BEATLES HISTORIAN CLAIMS FAB FOUR WERE DISCOVERED IN TUEBROOK, NOT THE CAVERN

Gerry Murphy hopes to start project to find out more about history of St John's youth club


A Beatles historian has claimed manager Brian Epstein first spotted the Fab Four when they performed in a youth club in Tuebrook.
Gerry Murphy, who was a co-founder of the Cavern City Tours, claims to have discovered that the group was first seen by the manager who helped them to international success at St John’s Youth Centre on Snaefell Avenue, Tuebrook.
The Beatles at The Cavern Club
And he said the club, also known as Brockman Hall and now home to disability charity Daisy Inclusive, was the setting for the “best rock and roll ever seen”.
Mr Murphy said he was studying for an MA in the Beatles when he came across the information.
He now believes Epstein came to a Beatles concert in July 1961 and spotted the group months before his first reported gig at the Cavern in November that year.
Mr Murphy said: “In 2011 I staged a 50th anniversary event at Brockman Hall and told the audience the Beatles had played there just months before Brian Epstein saw them for the first time at the Cavern and signed them up on the spot.
“Afterwards a woman said to me ‘it’s wrong what you said about Brian Epstein - because he was standing just there’. She said they recognised him from NEMS record shop.”

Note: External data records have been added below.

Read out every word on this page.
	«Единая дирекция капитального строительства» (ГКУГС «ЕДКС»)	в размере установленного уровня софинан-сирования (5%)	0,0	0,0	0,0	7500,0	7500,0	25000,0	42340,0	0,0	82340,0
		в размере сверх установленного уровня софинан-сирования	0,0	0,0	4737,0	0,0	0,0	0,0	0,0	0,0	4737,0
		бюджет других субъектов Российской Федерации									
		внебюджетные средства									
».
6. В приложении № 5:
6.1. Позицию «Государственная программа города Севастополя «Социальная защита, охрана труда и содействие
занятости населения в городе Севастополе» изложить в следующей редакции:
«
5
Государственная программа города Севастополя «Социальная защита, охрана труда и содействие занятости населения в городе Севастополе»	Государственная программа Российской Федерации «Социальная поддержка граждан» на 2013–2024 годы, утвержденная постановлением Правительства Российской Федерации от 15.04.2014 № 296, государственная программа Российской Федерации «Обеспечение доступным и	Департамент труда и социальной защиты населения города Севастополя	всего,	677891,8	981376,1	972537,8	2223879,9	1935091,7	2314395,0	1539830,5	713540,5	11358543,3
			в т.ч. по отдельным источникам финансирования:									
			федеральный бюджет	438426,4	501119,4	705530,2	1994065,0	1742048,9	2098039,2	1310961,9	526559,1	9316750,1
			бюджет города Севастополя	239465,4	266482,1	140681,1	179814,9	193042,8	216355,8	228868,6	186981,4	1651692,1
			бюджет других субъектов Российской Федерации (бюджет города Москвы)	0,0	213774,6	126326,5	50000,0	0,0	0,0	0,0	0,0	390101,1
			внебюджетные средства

Mr Murphy said her description of John Lennon’s wife Cynthia in an all leather outfit, which would have been bought on the group’s recent trip to Hamburg, convinced him she was right.

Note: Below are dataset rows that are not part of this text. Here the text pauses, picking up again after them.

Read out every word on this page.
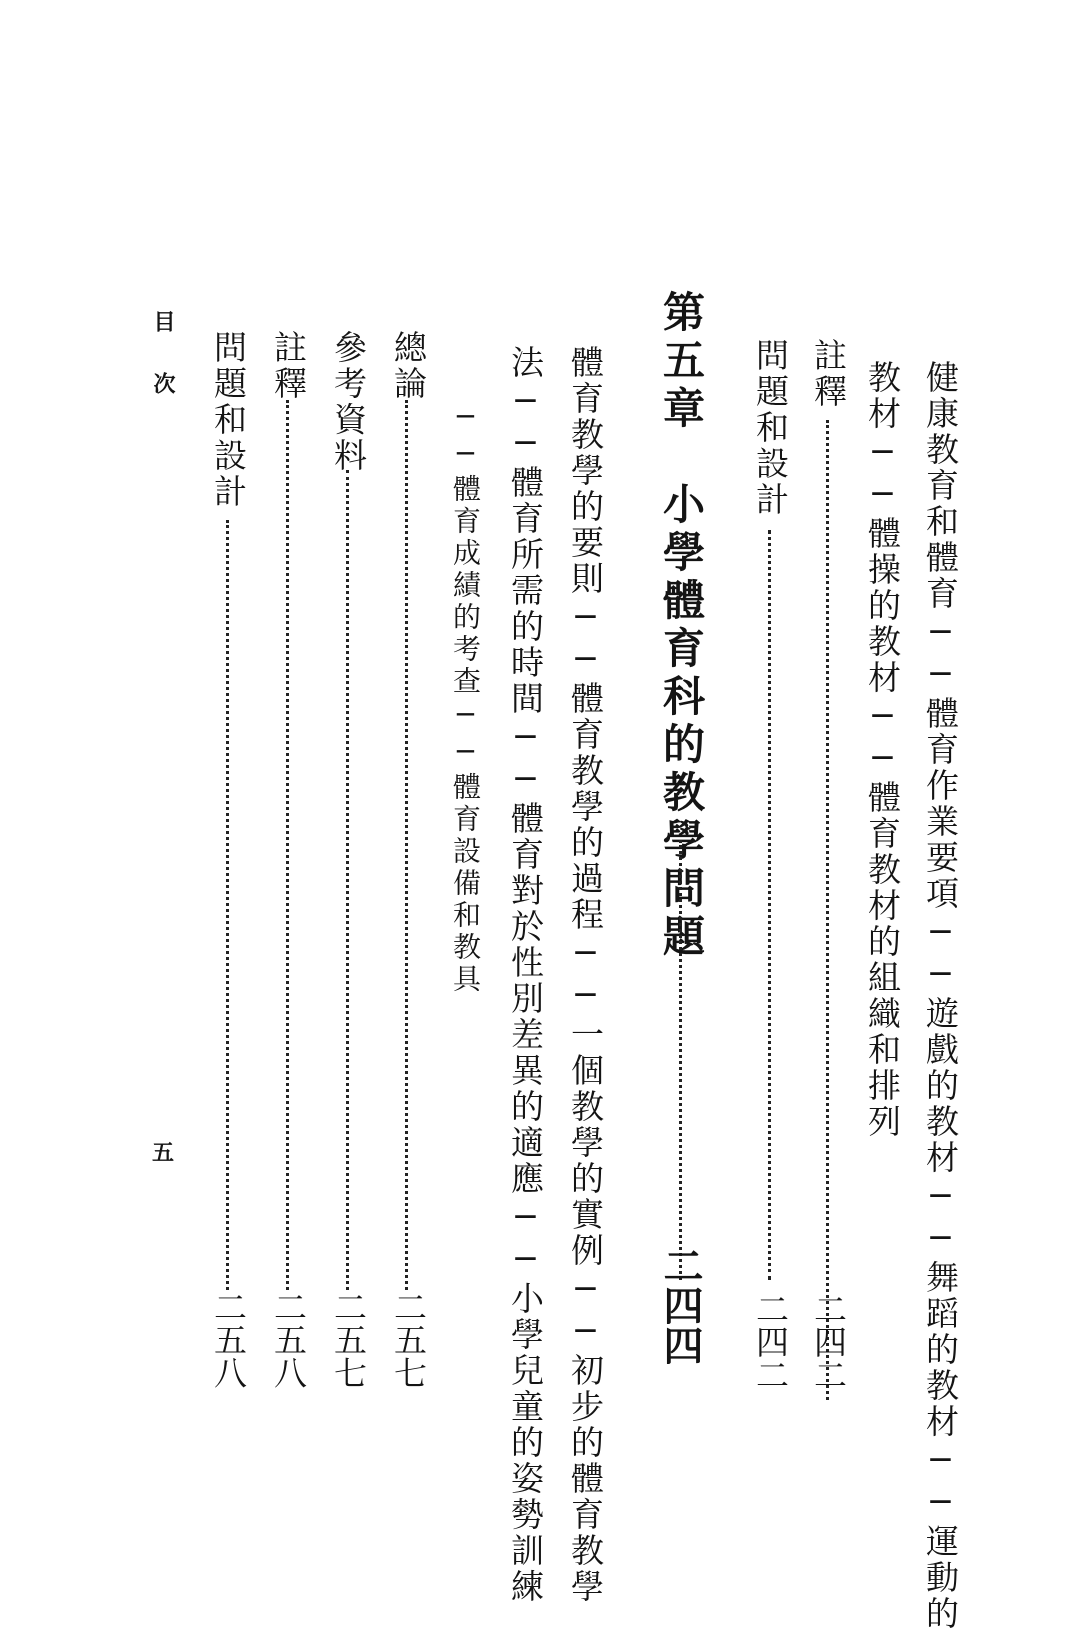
健康教育和體育──體育作業要項──遊戲的教材──舞蹈的教材──運動的
教材──體操的教材──體育教材的組織和排列
註釋
二四二
問題和設計
二四二
第五章　小學體育科的教學問題
二四四
體育教學的要則──體育教學的過程──一個教學的實例──初步的體育教學
法──體育所需的時間──體育對於性別差異的適應──小學兒童的姿勢訓練
──體育成績的考查──體育設備和教具
總論
二五七
參考資料
二五七
註釋
二五八
問題和設計
二五八
目次
五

He later spoke to her friend, who was with her on the night and backed up the story.
Last month he spotted a picture in the ECHO of fans with the group, which then included Pete Best, at the gig in question.
He said: “My belief is that Epstein went to see the group in late July, kept in contact with them and formally went to see them and make a proposal in the November that year.”
He added: “I think he watched the audience at the gig in Brockman Hall, not just the band, and realised if they could get 200 kids jiving like that in that hall, they could get the world jiving.”
But Cavern Club director Bill Heckle disputed the claim.
He said Epstein’s first sighting of the group was well documented in his own autobiography and was not at Brockman Hall.
Mr Heckle added: “What is possible is that he was there but did not remember seeing the Beatles or being impressed, because his first memory and encounter is obviously irrefutably at the Cavern.”
Mr Murphy and Dave Kelly, of Daisy Inclusive, now hope to start a project to uncover more about the hall’s connections with the band. They are appealing for people to share their memories.